Good news for the Chinese worker:
The 12th Five-Year Plan will do precisely that, focusing on three major pro-consumption initiatives. First, China will begin to wean itself from the manufacturing model that has underpinned export– and investment-led growth. While the manufacturing approach served China well for 30 years, its dependence on capital-intensive, labor-saving productivity enhancement makes it incapable of absorbing the country’s massive labor surplus.
Instead, under the new Plan, China will adopt a more labor-intensive services model. It will, one hopes, provide a detailed blueprint for the development of large-scale transactions-intensive industries such as wholesale and retail trade, domestic transport and supply-chain logistics, health care, and leisure and hospitality.
Such a transition would provide China with much greater job-creating potential. With the employment content of a unit of Chinese output more than 35% higher in services than in manufacturing and construction, China could actually hit its employment target with slower GDP growth. Moreover, services are far less resource-intensive than manufacturing – offering China the added benefits of a lighter, cleaner, and greener growth model.
The new Plan’s second pro-consumption initiative will seek to boost wages. The main focus will be the lagging wages of rural workers, whose per capita incomes are currently only 30% of those in urban areas – precisely the opposite of China’s aspirations for a more “harmonious society.” Among the reforms will be tax policies aimed at boosting rural purchasing power, measures to broaden rural land ownership, and technology-led programs to raise agricultural productivity.
But the greatest leverage will undoubtedly come from policies that foster ongoing and rapid migration from the countryside to the cities. Since 2000, annual rural-to-urban migration has been running consistently at 15–20 million people. For migration to continue at this pace, China will have to relax the long-entrenched strictures of its hukou, or household registration system, which limits labor-market flexibility by tethering workers and their benefits to their birthplace.
Boosting employment via services, and lifting wages through enhanced support for rural workers, will go a long way toward raising Chinese personal income, now running at just 42% of GDP – half that of the United States. But more than higher growth in income from labor will be needed to boost Chinese private consumption. Major efforts to shift from saving toward spending are also required.

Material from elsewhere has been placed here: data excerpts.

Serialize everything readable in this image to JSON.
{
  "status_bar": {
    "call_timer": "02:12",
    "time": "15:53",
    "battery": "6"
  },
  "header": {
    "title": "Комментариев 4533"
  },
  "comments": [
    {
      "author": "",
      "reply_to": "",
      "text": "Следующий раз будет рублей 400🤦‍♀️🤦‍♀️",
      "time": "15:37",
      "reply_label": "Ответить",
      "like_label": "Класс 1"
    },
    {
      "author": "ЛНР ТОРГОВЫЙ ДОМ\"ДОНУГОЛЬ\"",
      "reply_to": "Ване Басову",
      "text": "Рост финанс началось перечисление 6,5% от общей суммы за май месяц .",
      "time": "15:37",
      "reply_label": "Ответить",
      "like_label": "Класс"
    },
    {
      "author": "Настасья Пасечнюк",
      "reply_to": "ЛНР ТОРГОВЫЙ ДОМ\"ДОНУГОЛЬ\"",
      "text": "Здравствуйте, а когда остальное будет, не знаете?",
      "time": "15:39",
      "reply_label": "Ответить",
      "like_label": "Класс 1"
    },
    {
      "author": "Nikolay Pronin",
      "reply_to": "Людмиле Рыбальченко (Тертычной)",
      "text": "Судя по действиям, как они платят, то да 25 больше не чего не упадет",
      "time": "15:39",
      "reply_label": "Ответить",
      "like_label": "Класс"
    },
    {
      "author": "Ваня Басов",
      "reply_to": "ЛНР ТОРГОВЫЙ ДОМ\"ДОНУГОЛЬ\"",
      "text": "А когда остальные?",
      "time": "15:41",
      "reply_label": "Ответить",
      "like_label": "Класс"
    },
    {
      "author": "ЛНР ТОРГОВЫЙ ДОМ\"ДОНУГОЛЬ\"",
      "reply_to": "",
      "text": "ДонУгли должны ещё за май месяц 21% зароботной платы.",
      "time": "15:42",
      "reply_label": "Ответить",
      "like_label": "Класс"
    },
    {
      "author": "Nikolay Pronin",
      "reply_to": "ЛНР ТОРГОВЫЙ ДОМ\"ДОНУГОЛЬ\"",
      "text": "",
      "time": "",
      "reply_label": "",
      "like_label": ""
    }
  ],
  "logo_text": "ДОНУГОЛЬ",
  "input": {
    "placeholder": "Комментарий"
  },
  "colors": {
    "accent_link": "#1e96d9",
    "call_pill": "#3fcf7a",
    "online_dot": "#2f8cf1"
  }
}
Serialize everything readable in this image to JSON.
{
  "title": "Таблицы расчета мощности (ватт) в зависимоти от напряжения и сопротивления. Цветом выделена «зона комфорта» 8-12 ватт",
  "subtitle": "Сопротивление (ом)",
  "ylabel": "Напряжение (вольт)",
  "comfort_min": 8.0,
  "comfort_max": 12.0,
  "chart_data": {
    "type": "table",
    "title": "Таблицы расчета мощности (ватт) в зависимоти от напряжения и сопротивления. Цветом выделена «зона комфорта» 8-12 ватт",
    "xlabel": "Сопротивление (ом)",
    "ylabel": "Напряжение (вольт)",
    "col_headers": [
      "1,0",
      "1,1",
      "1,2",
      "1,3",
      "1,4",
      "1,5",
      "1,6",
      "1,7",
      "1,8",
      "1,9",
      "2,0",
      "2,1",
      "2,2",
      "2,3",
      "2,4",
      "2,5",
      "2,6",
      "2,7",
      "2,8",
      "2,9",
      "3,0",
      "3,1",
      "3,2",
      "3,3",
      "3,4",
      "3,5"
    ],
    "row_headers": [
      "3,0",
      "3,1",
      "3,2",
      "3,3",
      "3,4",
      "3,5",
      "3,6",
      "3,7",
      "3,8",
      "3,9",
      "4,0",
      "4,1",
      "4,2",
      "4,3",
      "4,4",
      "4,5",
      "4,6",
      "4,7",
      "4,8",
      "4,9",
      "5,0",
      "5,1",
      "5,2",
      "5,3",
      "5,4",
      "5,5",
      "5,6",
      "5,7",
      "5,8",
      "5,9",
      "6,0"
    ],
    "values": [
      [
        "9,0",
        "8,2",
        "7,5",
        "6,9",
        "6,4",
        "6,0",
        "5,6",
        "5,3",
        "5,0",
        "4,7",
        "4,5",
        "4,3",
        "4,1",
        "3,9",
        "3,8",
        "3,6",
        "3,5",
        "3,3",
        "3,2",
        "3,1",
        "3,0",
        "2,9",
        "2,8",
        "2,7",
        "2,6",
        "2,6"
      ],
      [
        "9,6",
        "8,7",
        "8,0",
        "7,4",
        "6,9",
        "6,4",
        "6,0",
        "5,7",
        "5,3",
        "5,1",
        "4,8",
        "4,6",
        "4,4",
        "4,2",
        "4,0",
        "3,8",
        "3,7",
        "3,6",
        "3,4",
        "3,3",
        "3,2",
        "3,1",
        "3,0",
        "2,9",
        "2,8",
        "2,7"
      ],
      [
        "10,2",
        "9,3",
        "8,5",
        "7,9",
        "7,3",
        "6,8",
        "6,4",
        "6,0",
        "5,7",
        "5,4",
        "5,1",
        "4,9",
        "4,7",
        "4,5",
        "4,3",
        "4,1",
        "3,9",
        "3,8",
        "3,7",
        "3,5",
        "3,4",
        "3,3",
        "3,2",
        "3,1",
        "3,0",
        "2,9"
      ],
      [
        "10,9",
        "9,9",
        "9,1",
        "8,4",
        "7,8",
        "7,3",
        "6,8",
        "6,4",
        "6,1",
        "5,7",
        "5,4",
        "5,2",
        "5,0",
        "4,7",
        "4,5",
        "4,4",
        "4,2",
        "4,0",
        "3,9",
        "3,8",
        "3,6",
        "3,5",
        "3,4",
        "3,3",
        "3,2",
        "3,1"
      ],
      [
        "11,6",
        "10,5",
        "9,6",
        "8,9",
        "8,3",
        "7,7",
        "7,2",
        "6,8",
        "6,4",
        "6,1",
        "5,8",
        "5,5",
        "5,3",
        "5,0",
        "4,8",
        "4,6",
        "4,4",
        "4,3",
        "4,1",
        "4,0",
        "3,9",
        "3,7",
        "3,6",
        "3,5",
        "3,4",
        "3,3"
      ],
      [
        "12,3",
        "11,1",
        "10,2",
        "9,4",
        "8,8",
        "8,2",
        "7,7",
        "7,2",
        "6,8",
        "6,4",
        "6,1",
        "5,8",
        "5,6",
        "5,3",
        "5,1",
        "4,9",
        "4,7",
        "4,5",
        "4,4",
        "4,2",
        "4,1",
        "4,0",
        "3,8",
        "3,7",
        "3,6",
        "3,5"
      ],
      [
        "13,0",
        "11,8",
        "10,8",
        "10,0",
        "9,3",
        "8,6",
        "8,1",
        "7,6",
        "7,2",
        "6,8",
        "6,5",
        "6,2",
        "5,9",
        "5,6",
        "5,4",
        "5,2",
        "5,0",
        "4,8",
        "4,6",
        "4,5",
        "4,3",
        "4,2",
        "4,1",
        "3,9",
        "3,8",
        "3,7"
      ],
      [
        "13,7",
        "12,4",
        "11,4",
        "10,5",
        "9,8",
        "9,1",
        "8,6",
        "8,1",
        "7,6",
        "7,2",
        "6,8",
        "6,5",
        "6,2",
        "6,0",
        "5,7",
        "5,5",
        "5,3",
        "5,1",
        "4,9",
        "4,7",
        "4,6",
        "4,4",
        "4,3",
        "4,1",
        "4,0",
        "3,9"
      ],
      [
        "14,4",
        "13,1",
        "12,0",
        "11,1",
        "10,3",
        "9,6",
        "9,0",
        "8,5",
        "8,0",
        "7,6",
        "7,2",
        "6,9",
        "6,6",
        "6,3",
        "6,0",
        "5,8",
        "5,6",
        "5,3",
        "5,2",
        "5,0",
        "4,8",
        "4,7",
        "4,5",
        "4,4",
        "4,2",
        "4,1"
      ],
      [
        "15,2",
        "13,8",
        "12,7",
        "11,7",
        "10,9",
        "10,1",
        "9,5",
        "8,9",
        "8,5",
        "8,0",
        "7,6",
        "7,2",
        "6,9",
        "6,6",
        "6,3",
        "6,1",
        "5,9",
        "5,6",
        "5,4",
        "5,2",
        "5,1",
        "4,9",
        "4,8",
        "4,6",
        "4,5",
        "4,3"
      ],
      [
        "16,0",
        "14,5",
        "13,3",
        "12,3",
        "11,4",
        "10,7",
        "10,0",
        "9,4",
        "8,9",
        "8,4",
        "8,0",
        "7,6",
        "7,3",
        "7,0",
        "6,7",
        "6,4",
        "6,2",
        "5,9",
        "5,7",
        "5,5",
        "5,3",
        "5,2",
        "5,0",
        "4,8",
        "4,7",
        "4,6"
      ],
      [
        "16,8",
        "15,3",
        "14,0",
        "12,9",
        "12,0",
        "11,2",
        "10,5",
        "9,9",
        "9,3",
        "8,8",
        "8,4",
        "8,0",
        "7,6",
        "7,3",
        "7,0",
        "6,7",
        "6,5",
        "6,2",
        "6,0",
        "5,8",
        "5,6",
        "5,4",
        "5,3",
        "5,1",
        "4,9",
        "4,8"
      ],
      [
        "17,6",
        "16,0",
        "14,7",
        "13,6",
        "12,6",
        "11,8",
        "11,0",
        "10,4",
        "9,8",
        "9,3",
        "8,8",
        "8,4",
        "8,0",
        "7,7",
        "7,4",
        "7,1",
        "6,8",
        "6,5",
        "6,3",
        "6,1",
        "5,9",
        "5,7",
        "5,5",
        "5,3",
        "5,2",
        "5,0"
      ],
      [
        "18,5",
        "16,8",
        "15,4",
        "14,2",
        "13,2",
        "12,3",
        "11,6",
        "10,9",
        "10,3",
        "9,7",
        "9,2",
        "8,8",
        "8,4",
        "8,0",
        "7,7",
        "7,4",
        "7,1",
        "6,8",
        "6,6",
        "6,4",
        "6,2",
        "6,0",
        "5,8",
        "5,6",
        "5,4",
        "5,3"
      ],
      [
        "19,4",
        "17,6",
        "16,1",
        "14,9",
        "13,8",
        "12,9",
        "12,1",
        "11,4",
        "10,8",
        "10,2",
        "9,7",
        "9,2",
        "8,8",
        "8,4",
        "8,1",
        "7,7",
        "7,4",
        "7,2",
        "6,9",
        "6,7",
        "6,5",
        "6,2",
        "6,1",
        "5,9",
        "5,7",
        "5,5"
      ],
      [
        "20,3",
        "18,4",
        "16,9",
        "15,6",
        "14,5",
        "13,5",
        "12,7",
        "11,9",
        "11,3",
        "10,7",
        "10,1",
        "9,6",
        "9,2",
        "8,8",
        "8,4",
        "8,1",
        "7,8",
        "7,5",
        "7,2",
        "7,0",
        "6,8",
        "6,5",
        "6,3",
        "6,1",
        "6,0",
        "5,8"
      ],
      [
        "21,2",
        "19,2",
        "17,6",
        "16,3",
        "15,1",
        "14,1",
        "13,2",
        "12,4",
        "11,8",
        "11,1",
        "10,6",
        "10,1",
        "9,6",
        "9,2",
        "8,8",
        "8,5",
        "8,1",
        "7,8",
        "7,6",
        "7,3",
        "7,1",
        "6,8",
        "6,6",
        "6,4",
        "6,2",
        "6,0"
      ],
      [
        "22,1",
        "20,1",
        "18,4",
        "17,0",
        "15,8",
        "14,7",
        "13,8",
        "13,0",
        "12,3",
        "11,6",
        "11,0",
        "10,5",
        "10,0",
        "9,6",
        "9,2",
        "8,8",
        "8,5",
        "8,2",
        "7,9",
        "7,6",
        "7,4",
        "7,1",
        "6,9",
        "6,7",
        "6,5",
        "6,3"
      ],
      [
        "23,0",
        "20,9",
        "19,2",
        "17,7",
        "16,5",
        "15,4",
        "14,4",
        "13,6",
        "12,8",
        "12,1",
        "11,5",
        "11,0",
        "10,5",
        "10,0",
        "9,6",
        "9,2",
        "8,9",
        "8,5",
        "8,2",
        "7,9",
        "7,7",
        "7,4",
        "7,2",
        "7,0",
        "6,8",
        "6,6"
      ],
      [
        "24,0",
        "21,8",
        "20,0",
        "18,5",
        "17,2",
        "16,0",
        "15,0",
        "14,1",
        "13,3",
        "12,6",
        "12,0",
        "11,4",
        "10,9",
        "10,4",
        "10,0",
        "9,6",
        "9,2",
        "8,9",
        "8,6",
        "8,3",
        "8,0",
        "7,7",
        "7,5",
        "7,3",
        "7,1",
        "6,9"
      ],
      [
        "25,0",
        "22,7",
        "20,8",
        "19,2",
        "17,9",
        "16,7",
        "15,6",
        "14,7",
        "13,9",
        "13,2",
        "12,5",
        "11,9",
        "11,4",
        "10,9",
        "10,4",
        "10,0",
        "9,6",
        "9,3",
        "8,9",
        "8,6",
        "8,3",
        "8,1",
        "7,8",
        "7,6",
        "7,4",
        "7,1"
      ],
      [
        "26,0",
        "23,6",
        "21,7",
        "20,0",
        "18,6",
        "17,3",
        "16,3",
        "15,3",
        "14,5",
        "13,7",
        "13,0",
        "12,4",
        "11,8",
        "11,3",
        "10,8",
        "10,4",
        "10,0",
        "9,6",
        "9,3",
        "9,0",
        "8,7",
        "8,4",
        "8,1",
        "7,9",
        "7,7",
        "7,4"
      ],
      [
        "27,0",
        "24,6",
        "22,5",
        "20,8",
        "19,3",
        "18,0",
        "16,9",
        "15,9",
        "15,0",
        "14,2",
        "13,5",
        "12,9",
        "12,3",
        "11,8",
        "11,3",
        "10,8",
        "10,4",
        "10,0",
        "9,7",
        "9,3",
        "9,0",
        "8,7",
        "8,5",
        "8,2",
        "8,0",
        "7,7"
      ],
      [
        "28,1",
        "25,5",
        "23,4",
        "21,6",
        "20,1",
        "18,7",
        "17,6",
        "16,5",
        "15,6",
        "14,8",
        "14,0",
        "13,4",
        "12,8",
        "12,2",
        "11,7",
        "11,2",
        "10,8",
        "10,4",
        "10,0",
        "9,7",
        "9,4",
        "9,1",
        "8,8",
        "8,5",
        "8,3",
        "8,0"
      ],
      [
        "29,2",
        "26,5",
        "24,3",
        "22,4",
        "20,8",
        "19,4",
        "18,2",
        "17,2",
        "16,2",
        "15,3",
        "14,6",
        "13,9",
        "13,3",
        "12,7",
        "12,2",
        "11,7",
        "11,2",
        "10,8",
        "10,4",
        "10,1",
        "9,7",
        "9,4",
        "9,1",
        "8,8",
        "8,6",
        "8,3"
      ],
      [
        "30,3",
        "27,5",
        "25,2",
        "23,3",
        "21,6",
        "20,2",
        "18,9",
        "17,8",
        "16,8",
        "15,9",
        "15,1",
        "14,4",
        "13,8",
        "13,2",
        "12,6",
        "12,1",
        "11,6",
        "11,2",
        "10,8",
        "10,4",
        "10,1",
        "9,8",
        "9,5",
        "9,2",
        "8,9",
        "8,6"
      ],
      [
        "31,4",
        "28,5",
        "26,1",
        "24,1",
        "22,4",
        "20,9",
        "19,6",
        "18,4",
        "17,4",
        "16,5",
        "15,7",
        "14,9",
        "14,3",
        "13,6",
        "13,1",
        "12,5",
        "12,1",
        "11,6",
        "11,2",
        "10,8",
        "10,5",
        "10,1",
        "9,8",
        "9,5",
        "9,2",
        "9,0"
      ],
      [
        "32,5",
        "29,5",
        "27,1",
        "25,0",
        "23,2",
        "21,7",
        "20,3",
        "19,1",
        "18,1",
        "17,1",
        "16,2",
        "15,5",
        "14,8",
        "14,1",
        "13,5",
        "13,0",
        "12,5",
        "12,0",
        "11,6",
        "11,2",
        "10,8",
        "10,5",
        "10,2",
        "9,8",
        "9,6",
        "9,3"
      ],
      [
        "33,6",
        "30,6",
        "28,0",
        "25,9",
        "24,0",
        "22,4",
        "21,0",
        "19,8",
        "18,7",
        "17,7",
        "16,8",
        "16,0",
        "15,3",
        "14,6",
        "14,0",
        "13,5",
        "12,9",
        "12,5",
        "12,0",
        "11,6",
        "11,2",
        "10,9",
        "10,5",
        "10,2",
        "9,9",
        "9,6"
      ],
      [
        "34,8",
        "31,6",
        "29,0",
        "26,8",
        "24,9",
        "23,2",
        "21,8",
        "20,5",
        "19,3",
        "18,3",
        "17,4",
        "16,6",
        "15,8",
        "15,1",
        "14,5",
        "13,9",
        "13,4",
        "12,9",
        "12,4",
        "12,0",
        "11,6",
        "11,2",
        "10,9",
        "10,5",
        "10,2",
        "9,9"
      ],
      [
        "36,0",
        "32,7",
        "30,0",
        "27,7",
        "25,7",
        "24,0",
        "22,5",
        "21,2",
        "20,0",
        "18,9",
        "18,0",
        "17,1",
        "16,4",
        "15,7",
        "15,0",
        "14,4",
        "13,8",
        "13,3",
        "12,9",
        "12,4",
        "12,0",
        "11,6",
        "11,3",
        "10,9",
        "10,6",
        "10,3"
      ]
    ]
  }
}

That issue frames the third major component of the new Plan’s pro-consumption agenda – the need to build a social safety net in order to reduce fear-driven precautionary saving. Specifically, that means social security, private pensions, and medical and unemployment insurance – plans that exist on paper but are woefully underfunded.
For example, in 2009, China’s retirement-system assets – national social security, local government retirement benefit plans, and private sector pensions – totaled just RMB2.4 trillion ($364 billion). That boils down to only about $470 of lifetime retirement benefits for the average Chinese worker. Little wonder that families save out of fear of the future. China’s new Plan must rectify this shortfall immediately.